Мне оставалось лишь кивнуть. Я так и не разобралась, совершения каких обрядов от меня так ждет отец.
— К тому же там будет для тебя безопаснее всего, — неожиданно добавил он.
Я удивилась, прожив во дворце уже достаточно долго, я замечала разные мелкие интрижки на женской половине, но все они были довольно безобидны. Никто никого не резал и не травил без разбора, так что я, осмелев, начала потихоньку принимать подарки от родственниц. Чего же так опасается владыка?
— Пока нас не будет, делами распорядится Шамунт-аба, но хозяин за порог — убирай добро. Мне будет спокойнее, если никто не будет знать, где ты. Своим слугам вели держать рот на замке, чтобы ни одна душа не прознала о том, даже сама Нинмах-аша!
Похоже, все гораздо серьезней. До отъезда Шахриру мне казалось, что владыка полностью доверяет своей главной жене. Теперь же просит не извещать ее о моем учении в старом храме.
— Как велишь, так и сделаю, — смиренно откликнулась я, заглядывая в его большие усталые глаза. — Может быть, мне стоит знать, кого опасаться?
Отец посмотрел на меня с теплотой и заботой. Похоже, для него я все еще была красивой, но не достаточно разумной девочкой.
— Если бы я знал, мой цветочек, если бы я знал, — вздохнул он.
Тем вечером Энмер-ани предложил мне пройтись по саду.
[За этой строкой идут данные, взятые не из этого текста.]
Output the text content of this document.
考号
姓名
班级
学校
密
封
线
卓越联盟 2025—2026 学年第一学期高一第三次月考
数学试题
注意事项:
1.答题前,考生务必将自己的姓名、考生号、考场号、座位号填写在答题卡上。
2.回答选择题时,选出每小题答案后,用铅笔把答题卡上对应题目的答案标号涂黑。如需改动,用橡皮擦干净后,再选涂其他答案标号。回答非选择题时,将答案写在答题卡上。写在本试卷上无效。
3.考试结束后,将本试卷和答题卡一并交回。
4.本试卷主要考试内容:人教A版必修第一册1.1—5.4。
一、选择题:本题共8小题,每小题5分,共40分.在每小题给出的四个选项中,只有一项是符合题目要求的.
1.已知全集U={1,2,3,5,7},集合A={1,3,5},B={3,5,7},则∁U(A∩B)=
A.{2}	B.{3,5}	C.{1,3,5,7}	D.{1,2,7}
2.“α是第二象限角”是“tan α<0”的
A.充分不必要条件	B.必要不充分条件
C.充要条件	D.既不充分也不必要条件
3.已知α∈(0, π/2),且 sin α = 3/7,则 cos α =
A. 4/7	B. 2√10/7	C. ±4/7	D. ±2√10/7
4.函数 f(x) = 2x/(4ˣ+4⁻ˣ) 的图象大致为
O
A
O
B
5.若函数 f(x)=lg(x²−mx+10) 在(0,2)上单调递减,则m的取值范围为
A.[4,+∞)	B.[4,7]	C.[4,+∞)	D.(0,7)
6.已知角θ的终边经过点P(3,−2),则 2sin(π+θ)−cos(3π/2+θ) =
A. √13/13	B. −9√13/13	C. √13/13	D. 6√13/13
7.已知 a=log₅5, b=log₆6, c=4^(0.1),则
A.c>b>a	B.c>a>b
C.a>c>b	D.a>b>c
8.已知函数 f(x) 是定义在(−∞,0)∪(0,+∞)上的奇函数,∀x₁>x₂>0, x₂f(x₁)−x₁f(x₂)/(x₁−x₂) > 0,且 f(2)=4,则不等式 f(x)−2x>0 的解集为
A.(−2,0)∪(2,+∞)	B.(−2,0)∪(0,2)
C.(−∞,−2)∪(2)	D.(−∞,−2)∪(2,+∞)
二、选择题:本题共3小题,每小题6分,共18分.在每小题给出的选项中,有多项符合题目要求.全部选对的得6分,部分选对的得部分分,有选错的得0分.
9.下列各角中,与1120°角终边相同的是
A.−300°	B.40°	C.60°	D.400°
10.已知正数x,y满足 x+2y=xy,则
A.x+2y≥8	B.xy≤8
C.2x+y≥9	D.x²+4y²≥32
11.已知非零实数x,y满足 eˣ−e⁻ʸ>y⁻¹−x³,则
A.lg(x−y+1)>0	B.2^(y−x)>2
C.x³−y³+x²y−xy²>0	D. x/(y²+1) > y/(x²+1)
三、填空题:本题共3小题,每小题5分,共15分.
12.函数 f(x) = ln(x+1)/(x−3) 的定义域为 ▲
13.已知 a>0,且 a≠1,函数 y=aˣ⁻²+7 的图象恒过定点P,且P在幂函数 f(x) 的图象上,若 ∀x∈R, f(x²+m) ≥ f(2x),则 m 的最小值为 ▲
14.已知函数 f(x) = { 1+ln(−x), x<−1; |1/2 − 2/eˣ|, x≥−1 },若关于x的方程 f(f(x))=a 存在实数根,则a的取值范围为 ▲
В пересохшем воздухе лениво трепетали пыльные листья деревьев. Сильно пахла разогретая на солнце кора сосен и кедров, наполняя воздух сладковатым ароматом. Трава не пожухла, постоянно орошаемая водами из реки, но цвели теперь только пряные полыни, да колючие степные травы.
Мы долго, не говоря ни слова, бродили по дорожкам, совсем позабыв про молчаливый эскорт охраны. Последние лучи уходящего дня уже едва освещали сад. Лишь у розоватых от закатного света стен купальни Энмер-ани заговорил.
— Я хотел бы, чтобы ты знала кое-что, — начал он, оглянувшись на бессловесных стражей. Но те тактично остановились вдалеке, лишь не теряя нас из виду, но давая нормально поговорить.
— Наверное, многие уже говорили тебе об этом, но я нахожу тебя очень красивой, царевна, — словно стесняясь своих же слов, выпалил он. — Я вижу, как на тебя смотрят мужчины: даже брат, даже тот самирский царевич.
Вот это поворот! Я уж и думать забыла о том наглеце, а этот, гляди ж ты, помнит! А еще я была на все сто процентов уверена, что мой будущий супруг давно влюблен в меня, а тут на тебе, лишь находит красивой.
Я с изумлением изучала его тонкое немного грустное лицо, ожидая продолжения.
— Ты только не думай, но мне гораздо больше нравится говорить с тобой. Я ото всех слышал, что ты глупа и надменна, но совершенно не вижу в тебе этого! — глаза царевича возбужденно блестели, а щеки слегка порозовели, чего не могла скрыть ни жиденькая борода, ни вечерний сумрак.
— Когда мой родитель сказал о своем решении отправить меня в Кареш, чтобы я был твоему отцу вместо сына и помогал ему, пока не придет пора взять тебя в жены, я был не очень рад. Теперь же не жалею, что Аннан указал мне такую судьбу. Надеюсь, что и ты находишь меня хоть немного приятным.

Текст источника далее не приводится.